Primeramente le ha sido arrebatado a éste, con fingidos pretextos, el poder temporal, baluarte de su libertad y de sus
derechos.  A continuación ha sido reducido el Romano Pontífice a una situación injusta, a la par que intolerable, por las
dificultades que de todas partes se le oponen.  Finalmente, hemos llegado a una situación en la que los fautores de las sectas
proclaman abiertamente lo que en oculto habían maquinado durante largo tiempo; esto es, que hay que suprimir la sagrada
potestad del Pontífice y que hay que destruir por completo el pontificado instituído por derecho divino.  Aunque faltasen
otras pruebas, lo dicho está probado suficientemente por el testimonio de los mismos jefes sectarios, muchos de los cuales,
en diversas ocasiones, y últimamente en una reciente memoria, han declarado como objetivo verdadero de la masonería el
intento capital de vejar todo lo posible al Catolicismo como una enemistad implacable, sin descansar hasta ver deshechas
todas las instituciones establecidas por los Papas en la esfera religiosa.  Y si los afiliados a la masonería no están obligados a
abjurar expresamente de la fe católica, esta táctica está tan lejos de oponerse a los intentos masónicos, que más bien sirve a
sus propósitos.  En primer lugar, porque éste es el camino de engañar fácilmente a los sencillos y a los incautos y de
multiplicar el número de adeptos.  Y en segundo lugar, porque al abrir los brazos a todos los procedentes de cualquier credo
religioso, logra, de hecho, la propagación del  gran error de los tiempos actuales:  el indiferentismo religioso y la
igualdad de todos los cultos.  Conducta muy acertada para arruinar todas las religiones, singularmente la Católica,
que, como única verdadera, no puede ser igualada a las demás sin suma injusticia.
 [Errores Metafísicos]

(11)   Pero los naturalistas avanzan más todavía.  Lanzados audazmente por la vía del error en los asuntos de mayor
importancia, caen despeñados por el precipicio de las conclusiones más extremistas, ya sea por la flaqueza de la naturaleza
humana, ya sea por justo juicio de Dios, que castiga el pecado de la soberbia naturalista.  De esta manera sucede que para
esos hombres pierden toda su certeza y fijeza incluso las verdades conocidas por la sola luz natural de la razón, como son la
existencia de Dios y la espiritualidad e inmortalidad del alma humana.  Por su parte, la masonería tropieza con estos mismos
escollos a través de un camino igualmente equivocado.  Porque si bien reconocen generalmente la existencia de Dios,
afirman, sin embargo, que esta verdad no se halla impresa en la mente de cada uno con firme asentimiento y estable juicio.

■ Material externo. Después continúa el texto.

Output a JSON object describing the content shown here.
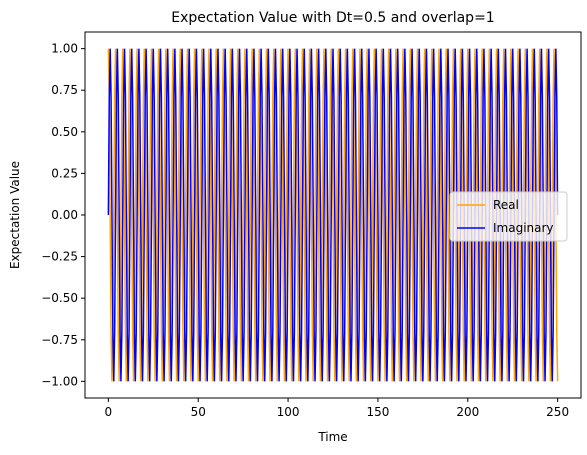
{
  "chart_data": {
    "type": "line",
    "title": "Expectation Value with Dt=0.5 and overlap=1",
    "xlabel": "Time",
    "ylabel": "Expectation Value",
    "xlim": [
      -13,
      263
    ],
    "ylim": [
      -1.1,
      1.1
    ],
    "xticks": [
      0,
      50,
      100,
      150,
      200,
      250
    ],
    "xtick_labels": [
      "0",
      "50",
      "100",
      "150",
      "200",
      "250"
    ],
    "yticks": [
      -1.0,
      -0.75,
      -0.5,
      -0.25,
      0.0,
      0.25,
      0.5,
      0.75,
      1.0
    ],
    "ytick_labels": [
      "−1.00",
      "−0.75",
      "−0.50",
      "−0.25",
      "0.00",
      "0.25",
      "0.50",
      "0.75",
      "1.00"
    ],
    "grid": false,
    "legend_position": "center-right",
    "x": {
      "start": 0,
      "stop": 250,
      "step": 0.5
    },
    "series": [
      {
        "name": "Real",
        "color": "#ffa500",
        "function": "cos",
        "angular_frequency": 1.5708,
        "phase": 0
      },
      {
        "name": "Imaginary",
        "color": "#0000ff",
        "function": "sin",
        "angular_frequency": 1.5708,
        "phase": 0
      }
    ]
  }
}
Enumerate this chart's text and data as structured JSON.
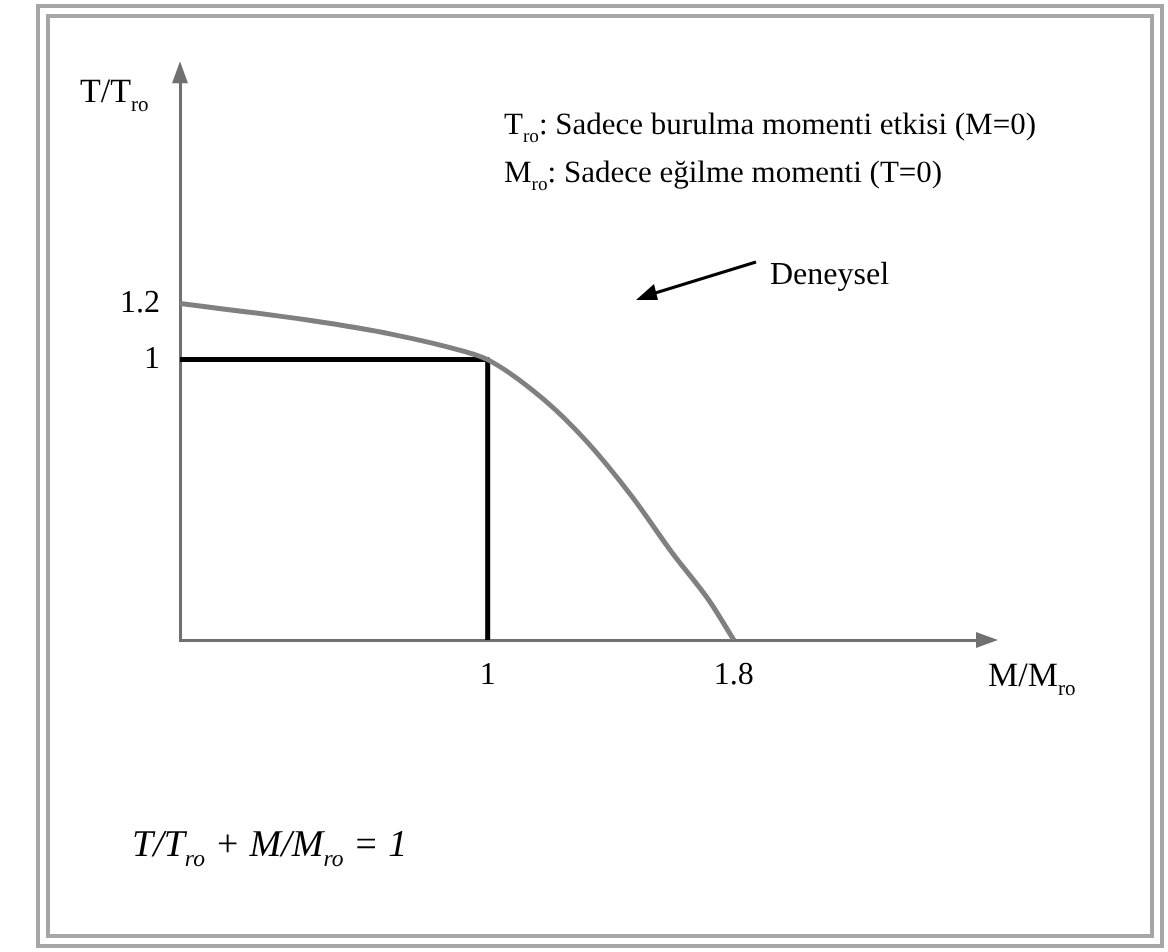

Reconocen, en efecto, que el problema de Dios es entre ellos la causa principal de sus divisiones internas.  Más aún, es cosa
sabida que últimamente ha habido entre ellos, por esta misma cuestión, una no leve contienda.  Pero, en realidad, la secta
concede a sus iniciados una libertad absoluta para defender la existencia de Dios o para negarla; y con la misma facilidad se
recibe a los que resueltamente defienden la opinión negativa como a los que piensan que Dios existe, pero tienen acerca de
Dios un concepto erróneo como los panteístas, lo cual equivale a conservar una absurda  idea de la naturaleza divina,
rechazando la verdadera noción de ésta.  Destruído o debilitado este principio fundamental, síguese lógicamente lainestabilidad en las verdades conocidas por la razón natural:  la creación libre de todas las cosas por Dios, la providencia
divina sobre el mundo, la inmortalidad de las almas, la vida eterna que ha de suceder a la presente vida temporal.